I have found some food flavouring/essences that sound safe to me but would like to see if you think its safe for inhaling??

It contains:

Mineral Water
PG
Flavouring



Thanks in advance!


----------



## foGGyrEader (18/1/16)

Matu said:


> Hi guys,
> 
> tried searching on the topic but could make my mind up...
> 
> ...


 
I think it may be better for you to stick to known brands for e-liquid specifically...you don't really know what they are using for the flavour. Don't want anything bad to happen

Reactions: Like 1 | Agree 1


----------



## wiesbang (18/1/16)

I don't think so hey.

But maybe some of the guys who makes juices can tell you
@Oupa @Mike @Rooigevaar

Reactions: Like 2 | Agree 2


----------



## Cespian (18/1/16)

Hey bud

Not enough information to determine if its safe for vaping.

However, IMO:
If you can get it right to ask the manufacturer for the component list, then compare it with a similar flavour on TFA's site (http://shop.perfumersapprentice.com/specsheetlist.aspx and click on the "component list"). IMO if it similar, I personally wouldnt try it though lol, stick to the concentrates that have been working well for the community (ie. TFA, FA, FW, CAP, LA)

eg, might contain alcohol or large amounts of acetoin etc...

Reactions: Like 1 | Agree 2 | Informative 1


----------



## Rooigevaar (18/1/16)

I would advise against it... rather get some flavouring from one of the local flavour vendors. 

Sent from my SM-G900F using Tapatalk

Reactions: Like 2 | Agree 3


----------



## Matu (18/1/16)

Thanx for the info guys!!

It is such a pity and this flavours/essences retail for R10/10ml


----------



## CloudmanJHB (18/1/16)

I would say, if in doubt, rather don't...

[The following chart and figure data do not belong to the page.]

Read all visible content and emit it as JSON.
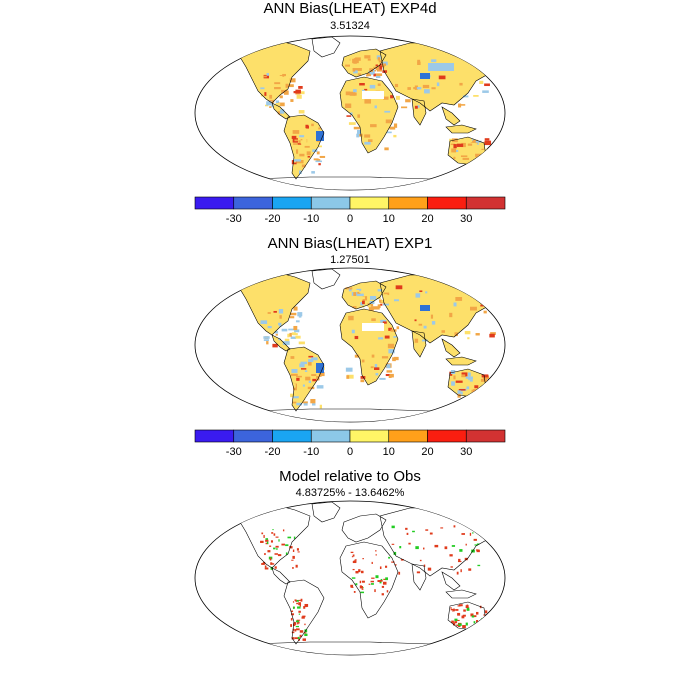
{
  "panels": [
    {
      "title": "ANN Bias(LHEAT) EXP4d",
      "value": "3.51324"
    },
    {
      "title": "ANN Bias(LHEAT) EXP1",
      "value": "1.27501"
    },
    {
      "title": "Model relative to Obs",
      "value": "4.83725% - 13.6462%"
    }
  ],
  "colorbar": {
    "colors": [
      "#3a1bf0",
      "#3c64dc",
      "#1aa5f2",
      "#8cc8e8",
      "#fff566",
      "#ffa01a",
      "#fa1e10",
      "#d23232"
    ],
    "labels": [
      "-30",
      "-20",
      "-10",
      "0",
      "10",
      "20",
      "30"
    ]
  },
  "palette": {
    "yellow": "#fde06a",
    "orange": "#f2a646",
    "red": "#e03b1c",
    "lightblue": "#9cc9e8",
    "blue": "#2f72d6",
    "green": "#22cc22",
    "white": "#ffffff"
  }
}
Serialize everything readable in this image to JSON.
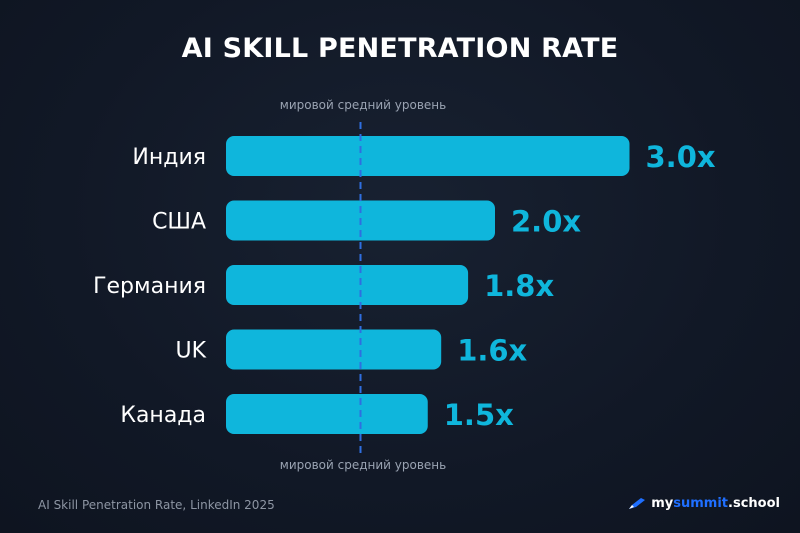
{
  "chart_data": {
    "type": "bar",
    "orientation": "horizontal",
    "title": "AI SKILL PENETRATION RATE",
    "categories": [
      "Индия",
      "США",
      "Германия",
      "UK",
      "Канада"
    ],
    "values": [
      3.0,
      2.0,
      1.8,
      1.6,
      1.5
    ],
    "value_labels": [
      "3.0x",
      "2.0x",
      "1.8x",
      "1.6x",
      "1.5x"
    ],
    "reference_line": {
      "value": 1.0,
      "label_top": "мировой средний уровень",
      "label_bottom": "мировой средний уровень",
      "style": "dashed"
    },
    "xlim": [
      0,
      3.0
    ],
    "grid": false,
    "legend": "none",
    "colors": {
      "bar": "#0fb6dc",
      "value_label": "#0fb6dc",
      "reference_line": "#2f6fe0",
      "background": "#131a27"
    }
  },
  "footer": {
    "source": "AI Skill Penetration Rate, LinkedIn 2025",
    "brand_part1": "my",
    "brand_part2": "summit",
    "brand_part3": ".school",
    "brand_icon": "pen-icon"
  }
}
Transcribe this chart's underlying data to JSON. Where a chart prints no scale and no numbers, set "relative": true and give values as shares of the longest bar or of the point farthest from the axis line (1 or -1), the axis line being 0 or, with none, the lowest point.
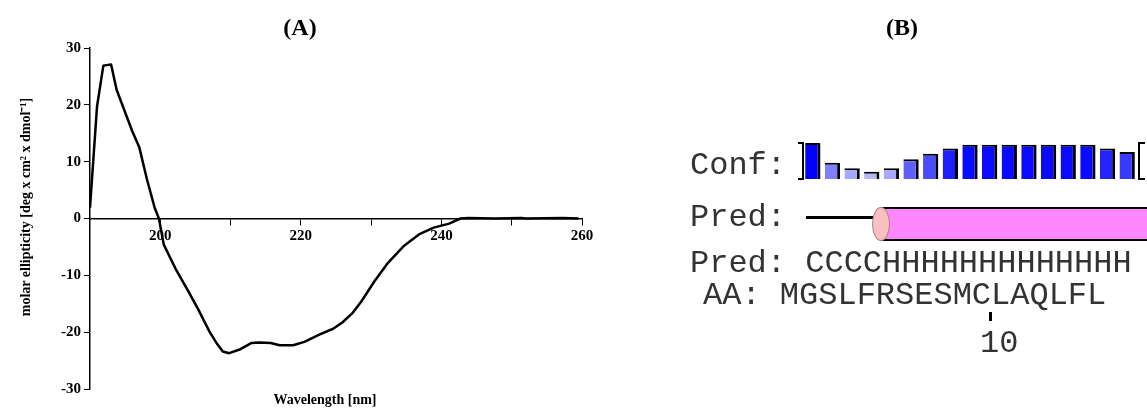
{
  "chart_data": [
    {
      "type": "line",
      "title": "(A)",
      "xlabel": "Wavelength [nm]",
      "ylabel": "molar ellipticity [deg x cm² x dmol⁻¹]",
      "series": [
        {
          "color": "#000000",
          "x": [
            190,
            191,
            191.9,
            193,
            193.8,
            194.9,
            196,
            197,
            198.1,
            199.2,
            199.8,
            200.5,
            202.2,
            203.8,
            205.4,
            207,
            208.1,
            208.9,
            209.8,
            211.4,
            213,
            214.1,
            215.7,
            217,
            218.9,
            220.5,
            222.7,
            224.6,
            225.9,
            227.3,
            228.6,
            230.5,
            232.4,
            234.6,
            236.8,
            238.9,
            241.1,
            242.7,
            243.8,
            247.6,
            251.4,
            252,
            257.3,
            259.5
          ],
          "values": [
            1.9,
            19.7,
            26.9,
            27.1,
            22.6,
            19,
            15.4,
            12.6,
            6.9,
            1.9,
            0,
            -4.6,
            -8.9,
            -12.4,
            -16,
            -19.9,
            -22.1,
            -23.4,
            -23.7,
            -23,
            -21.9,
            -21.8,
            -21.9,
            -22.3,
            -22.3,
            -21.7,
            -20.4,
            -19.4,
            -18.3,
            -16.7,
            -14.6,
            -11,
            -7.8,
            -4.9,
            -2.8,
            -1.6,
            -0.9,
            0,
            0.1,
            0,
            0.1,
            0,
            0.1,
            0
          ]
        }
      ],
      "xlim": [
        190,
        260
      ],
      "xticks": [
        200,
        {
          "value": 210,
          "label": null
        },
        220,
        {
          "value": 230,
          "label": null
        },
        240,
        {
          "value": 250,
          "label": null
        },
        260
      ],
      "ylim": [
        -30,
        30
      ],
      "yticks": [
        -30,
        -20,
        -10,
        0,
        10,
        20,
        30
      ],
      "grid": false,
      "legend": false,
      "marker": "none",
      "line_style": "solid"
    },
    {
      "type": "bar",
      "title": "(B)",
      "relative": true,
      "categories": [
        null,
        null,
        null,
        null,
        null,
        null,
        null,
        null,
        null,
        null,
        null,
        null,
        null,
        null,
        null,
        null,
        null
      ],
      "values": [
        1,
        0.45,
        0.3,
        0.2,
        0.3,
        0.55,
        0.7,
        0.85,
        0.95,
        0.95,
        0.95,
        0.95,
        0.95,
        0.95,
        0.95,
        0.85,
        0.75
      ],
      "colors": [
        "#0000ff",
        "#8080ff",
        "#a8a8ff",
        "#b8b8ff",
        "#a8a8ff",
        "#6060ff",
        "#4c4cff",
        "#1e1eff",
        "#0a0aff",
        "#0a0aff",
        "#0a0aff",
        "#0a0aff",
        "#0a0aff",
        "#0a0aff",
        "#0a0aff",
        "#2424ff",
        "#3a3aff"
      ],
      "annotations": [
        "Conf:",
        "Pred:",
        "Pred: CCCCHHHHHHHHHHHHH",
        "AA: MGSLFRSESMCLAQLFL",
        "10"
      ],
      "legend": false
    }
  ]
}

Reactions: Like 1 | Agree 2


----------



## rogue zombie (18/1/16)

I may be pointing out the obvious but...

You know that, Inawera especially, but also Flavorah and Flavour Arts are actually cheap, because comparably you so much less of it, because it's super concentrated.

If you find these cheap concentrates, you need to find out how much % you would use them with.

I found these "secret" manufactured ones to be pointless, because if you are using say 10% of a flavour, it would have to be less than R30 for it to makes sense in using, over FA. FA I never use more than 3%.

That... and I would always choose to use brands directly associated with vaping.


Sent from my SM-G920F using Tapatalk

Reactions: Like 3 | Agree 3


----------



## Matu (18/1/16)

Thanks for the info man!!

Reactions: Like 4


----------



## Mike (18/1/16)

I only trust the big names. Even if compositors don't list something on their MSDS, it may still be present as they often don't take account of trace amounts in each component.

Reactions: Like 1 | Agree 2


----------



## Matu (19/1/16)

Cool @Mike 

I will continue buying skyblue etc.


----------